The result, Gore explained, is melting glaciers, and an inevitable explosion in "climate refugees" fleeing spoiled areas. Based on the environmental damage already done, the number of refugees will certainly be in the tens of millions, but the total could reach well into the hundreds of millions if aggressive action isn't taken, Gore said. For this reason, he said he agrees with the group of retired military generals and Pentagon advisors who recently identified global warming as a serious national security issue.
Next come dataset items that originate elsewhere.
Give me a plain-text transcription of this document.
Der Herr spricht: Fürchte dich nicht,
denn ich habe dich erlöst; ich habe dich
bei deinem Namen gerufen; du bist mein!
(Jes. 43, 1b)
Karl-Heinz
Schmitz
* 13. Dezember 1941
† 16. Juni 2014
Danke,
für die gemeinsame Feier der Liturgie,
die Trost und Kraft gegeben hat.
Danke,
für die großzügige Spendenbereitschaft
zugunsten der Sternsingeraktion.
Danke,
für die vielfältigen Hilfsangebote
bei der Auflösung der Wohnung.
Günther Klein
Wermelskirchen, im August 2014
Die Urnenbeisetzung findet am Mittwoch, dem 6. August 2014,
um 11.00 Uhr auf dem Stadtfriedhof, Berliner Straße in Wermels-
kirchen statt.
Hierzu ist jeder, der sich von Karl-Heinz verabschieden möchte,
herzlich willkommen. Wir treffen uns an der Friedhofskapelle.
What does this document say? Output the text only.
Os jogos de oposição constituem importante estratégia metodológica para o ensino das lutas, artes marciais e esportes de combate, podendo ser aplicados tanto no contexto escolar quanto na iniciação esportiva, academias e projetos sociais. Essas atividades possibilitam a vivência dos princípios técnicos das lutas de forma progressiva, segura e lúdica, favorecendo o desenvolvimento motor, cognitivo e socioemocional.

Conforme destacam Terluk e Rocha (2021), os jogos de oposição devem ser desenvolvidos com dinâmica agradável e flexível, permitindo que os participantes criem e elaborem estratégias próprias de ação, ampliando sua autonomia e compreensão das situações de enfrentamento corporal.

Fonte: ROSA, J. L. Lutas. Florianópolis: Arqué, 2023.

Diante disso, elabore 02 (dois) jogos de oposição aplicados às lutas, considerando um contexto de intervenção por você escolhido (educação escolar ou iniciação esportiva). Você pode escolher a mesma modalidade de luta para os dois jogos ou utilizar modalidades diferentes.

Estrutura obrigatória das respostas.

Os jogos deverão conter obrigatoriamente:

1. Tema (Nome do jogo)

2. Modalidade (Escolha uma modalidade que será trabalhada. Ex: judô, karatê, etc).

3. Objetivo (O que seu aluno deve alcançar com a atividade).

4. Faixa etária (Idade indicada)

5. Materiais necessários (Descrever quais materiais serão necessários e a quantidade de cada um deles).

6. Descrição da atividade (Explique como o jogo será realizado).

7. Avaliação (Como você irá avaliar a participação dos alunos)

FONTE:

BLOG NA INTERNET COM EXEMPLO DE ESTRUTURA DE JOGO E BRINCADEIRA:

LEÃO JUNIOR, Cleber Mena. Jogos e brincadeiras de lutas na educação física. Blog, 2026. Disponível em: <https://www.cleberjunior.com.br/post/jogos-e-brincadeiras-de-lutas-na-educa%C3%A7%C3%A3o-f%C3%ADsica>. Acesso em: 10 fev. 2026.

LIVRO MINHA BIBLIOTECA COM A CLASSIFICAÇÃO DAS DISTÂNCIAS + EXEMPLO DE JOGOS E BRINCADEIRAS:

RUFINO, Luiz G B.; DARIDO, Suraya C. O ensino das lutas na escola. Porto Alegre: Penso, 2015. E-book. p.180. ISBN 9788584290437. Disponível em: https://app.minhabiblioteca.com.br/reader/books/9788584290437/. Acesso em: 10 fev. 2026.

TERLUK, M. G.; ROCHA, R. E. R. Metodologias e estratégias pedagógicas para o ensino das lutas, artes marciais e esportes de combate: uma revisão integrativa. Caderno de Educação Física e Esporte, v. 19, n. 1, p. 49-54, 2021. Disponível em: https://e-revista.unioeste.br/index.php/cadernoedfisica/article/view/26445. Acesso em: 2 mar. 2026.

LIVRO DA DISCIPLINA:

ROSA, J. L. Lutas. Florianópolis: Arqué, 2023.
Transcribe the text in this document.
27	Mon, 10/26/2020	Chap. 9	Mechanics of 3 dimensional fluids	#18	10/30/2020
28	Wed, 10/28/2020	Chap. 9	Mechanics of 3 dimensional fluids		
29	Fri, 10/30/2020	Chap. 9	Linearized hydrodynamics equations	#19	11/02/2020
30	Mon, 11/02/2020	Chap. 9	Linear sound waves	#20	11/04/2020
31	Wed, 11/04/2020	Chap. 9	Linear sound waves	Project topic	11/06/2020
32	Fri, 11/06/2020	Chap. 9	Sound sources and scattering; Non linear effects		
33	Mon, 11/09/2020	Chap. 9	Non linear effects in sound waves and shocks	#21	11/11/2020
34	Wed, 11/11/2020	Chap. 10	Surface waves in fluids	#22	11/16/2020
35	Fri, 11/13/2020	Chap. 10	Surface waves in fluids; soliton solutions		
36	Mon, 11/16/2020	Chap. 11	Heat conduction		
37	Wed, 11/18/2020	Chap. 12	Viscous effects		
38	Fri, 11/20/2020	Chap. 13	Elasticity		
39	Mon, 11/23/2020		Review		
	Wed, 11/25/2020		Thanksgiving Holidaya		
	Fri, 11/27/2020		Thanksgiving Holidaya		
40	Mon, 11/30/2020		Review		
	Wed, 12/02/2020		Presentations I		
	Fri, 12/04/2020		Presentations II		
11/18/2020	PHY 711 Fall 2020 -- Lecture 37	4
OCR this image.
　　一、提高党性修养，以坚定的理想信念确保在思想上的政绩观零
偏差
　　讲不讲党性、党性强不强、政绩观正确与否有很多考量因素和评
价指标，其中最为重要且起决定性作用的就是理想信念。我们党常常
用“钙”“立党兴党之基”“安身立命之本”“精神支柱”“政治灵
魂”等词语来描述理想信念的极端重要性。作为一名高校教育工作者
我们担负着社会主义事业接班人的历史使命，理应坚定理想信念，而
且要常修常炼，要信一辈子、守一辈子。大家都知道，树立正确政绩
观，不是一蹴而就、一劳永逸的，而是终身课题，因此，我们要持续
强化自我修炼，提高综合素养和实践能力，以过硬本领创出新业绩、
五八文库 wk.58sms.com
The good news, Gore said, is that there's still time to turn around rising temperatures. "Don't let anybody tell you it's too late," he emphasized. "We have time…. We can project ourselves into the future we want to create because it is up to us."
He said he's heartened that a green revolution is spreading through business, with corporate giants like Wal-Mart and ConocoPhillips recognizing the need to clean up their acts. Gore, who is chairman of an investment management firm aiming to create environmentally-friendly portfolios, believes today's students can prepare themselves for many future job opportunities by learning about sustainable business practices.
Pricing carbon through environmental taxes or emission trading programs is Gore's key policy recommendation for solving global warming. "The market assigns zero value to pollution," he says. "Market signals say it's fine to use the atmosphere as an open sewer."
Gore highlighted the recent example set by New Zealand's prime minister with her goal to make the country carbon neutral with its greenhouse gas emissions. Seeing Gore's film of An Inconvenient Truth reportedly inspired her.
In his lecture, Gore wasn't all serious business, joking about the controversial outcome of the 2000 presidential election. "There are winners, and there are losers, and then there's that little-known third category," said Gore, who was the country's 45th vice president under Bill Clinton.